Palu – Guru Besar UNTAD, Prof. Dr. Ramadanil Pitopang, M.Si, menjadi pemateri utama dalam Focus Group Discussion (FGD) bertema Keanekaragaman Hayati Tumbuhan Sulawesi Tengah dan Potensinya dalam Bioprospeksi, Jumat (3/10/2025). Forum ini merupakan bagian dari rangkaian penyusunan Dokumen Nasional Indonesian Biodiversity Strategy and Action Plan (IBSAP) 2025–2045 yang diterbitkan oleh Bappenas.
FGD ini dilaksanakan secara daring dan diikuti oleh berbagai pemangku kepentingan, antara lain Bappenas, Bappeda Sulawesi Tengah, SEACREST, lembaga teknis daerah, akademisi, serta perwakilan organisasi masyarakat sipil. Kehadiran mereka memperlihatkan bahwa isu keanekaragaman hayati telah menjadi agenda strategis lintas sektor.
Dalam paparannya, Prof.

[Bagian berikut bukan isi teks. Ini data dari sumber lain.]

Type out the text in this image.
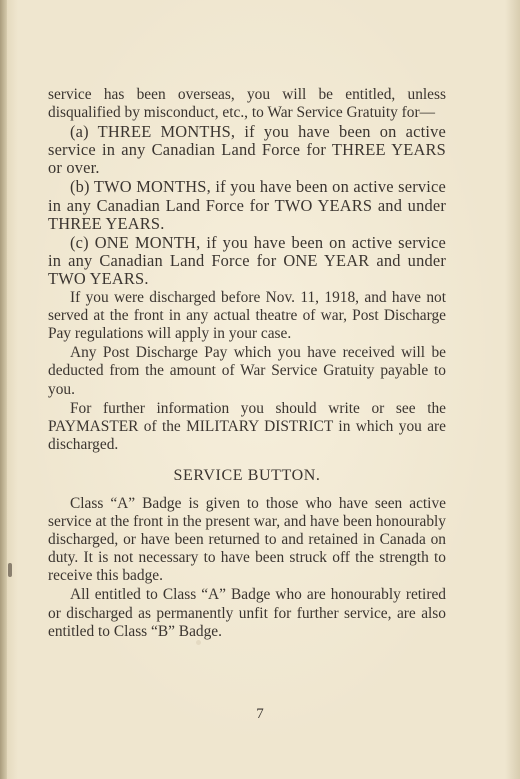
service has been overseas, you will be entitled, unless disqualified by misconduct, etc., to War Service Gratuity for—

(a) THREE MONTHS, if you have been on active service in any Canadian Land Force for THREE YEARS or over.

(b) TWO MONTHS, if you have been on active service in any Canadian Land Force for TWO YEARS and under THREE YEARS.

(c) ONE MONTH, if you have been on active service in any Canadian Land Force for ONE YEAR and under TWO YEARS.

If you were discharged before Nov. 11, 1918, and have not served at the front in any actual theatre of war, Post Discharge Pay regulations will apply in your case.

Any Post Discharge Pay which you have received will be deducted from the amount of War Service Gratuity payable to you.

For further information you should write or see the PAYMASTER of the MILITARY DISTRICT in which you are discharged.

SERVICE BUTTON.

Class “A” Badge is given to those who have seen active service at the front in the present war, and have been honourably discharged, or have been returned to and retained in Canada on duty. It is not necessary to have been struck off the strength to receive this badge.

All entitled to Class “A” Badge who are honourably retired or discharged as permanently unfit for further service, are also entitled to Class “B” Badge.

7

Ramadanil menekankan bahwa Sulawesi Tengah merupakan salah satu pusat keanekaragaman hayati dunia, dengan banyak spesies flora endemik yang memiliki potensi besar untuk bioprospeksi. “Keanekaragaman tumbuhan di Sulteng tidak hanya penting bagi ekologi, tetapi juga bisa dikembangkan untuk kesehatan, pangan, hingga industri kreatif berbasis alam,” ujarnya.
Ia menjelaskan bahwa data ilmiah dari daerah harus menjadi fondasi penyusunan IBSAP 2025–2045. Dokumen ini akan menjadi pedoman nasional dalam pengelolaan biodiversitas yang seimbang antara konservasi dan pemanfaatan. Dengan basis data yang kuat, IBSAP dapat menjawab tantangan besar berupa perubahan iklim, degradasi lingkungan, dan tuntutan pembangunan berkelanjutan.
Prof. Ramadani juga menyoroti perlunya kolaborasi erat antara pemerintah pusat, daerah, akademisi, dan masyarakat lokal dalam menjaga kekayaan hayati. Menurutnya, partisipasi masyarakat yang hidup berdampingan dengan ekosistem alami sangat menentukan keberhasilan konservasi. “Konservasi tidak boleh eksklusif. Ia harus inklusif dengan melibatkan semua lapisan masyarakat,” tegasnya.
FGD ini turut membahas peluang pengembangan bioprospeksi, yakni pemanfaatan sumber daya genetik untuk riset dan inovasi produk. Prof. Ramadani menekankan bahwa jika dikelola secara bijak, bioprospeksi bisa menjadi motor penggerak ekonomi hijau sekaligus membuka ruang bagi Indonesia untuk bersaing di kancah global.
Bappenas dalam kesempatan itu menegaskan pentingnya kontribusi daerah untuk memperkaya data nasional. Sulawesi Tengah yang dikenal dengan tingkat endemisitas tinggi di kawasan Wallacea diharapkan memberi masukan besar terhadap kebijakan strategis nasional.
Dalam diskusi, Prof. Ramadanil juga mengingatkan bahwa masih banyak tantangan yang harus diatasi, seperti ancaman deforestasi, alih fungsi lahan, serta lemahnya regulasi perlindungan spesies endemik. Ia mendorong adanya kebijakan yang lebih tegas dan terintegrasi agar biodiversitas Sulteng tidak hilang sebelum sempat dimanfaatkan secara ilmiah.
Kegiatan ini menjadi momentum penting bagi Sulawesi Tengah untuk menegaskan posisinya dalam peta konservasi nasional. Data dan masukan dari akademisi seperti Prof. Ramadanil memperlihatkan bahwa perguruan tinggi memiliki peran vital dalam menyediakan basis pengetahuan yang dapat diandalkan dalam penyusunan kebijakan.
Dengan keterlibatannya, Prof. Ramadanil sekaligus menegaskan kiprah UNTAD sebagai institusi akademik yang aktif berkontribusi dalam isu-isu strategis nasional. Keterlibatan ini menunjukkan bahwa peran perguruan tinggi tidak berhenti pada pendidikan dan riset, tetapi juga pada advokasi dan kontribusi nyata dalam menjaga serta memanfaatkan keanekaragaman hayati untuk masa depan bangsa.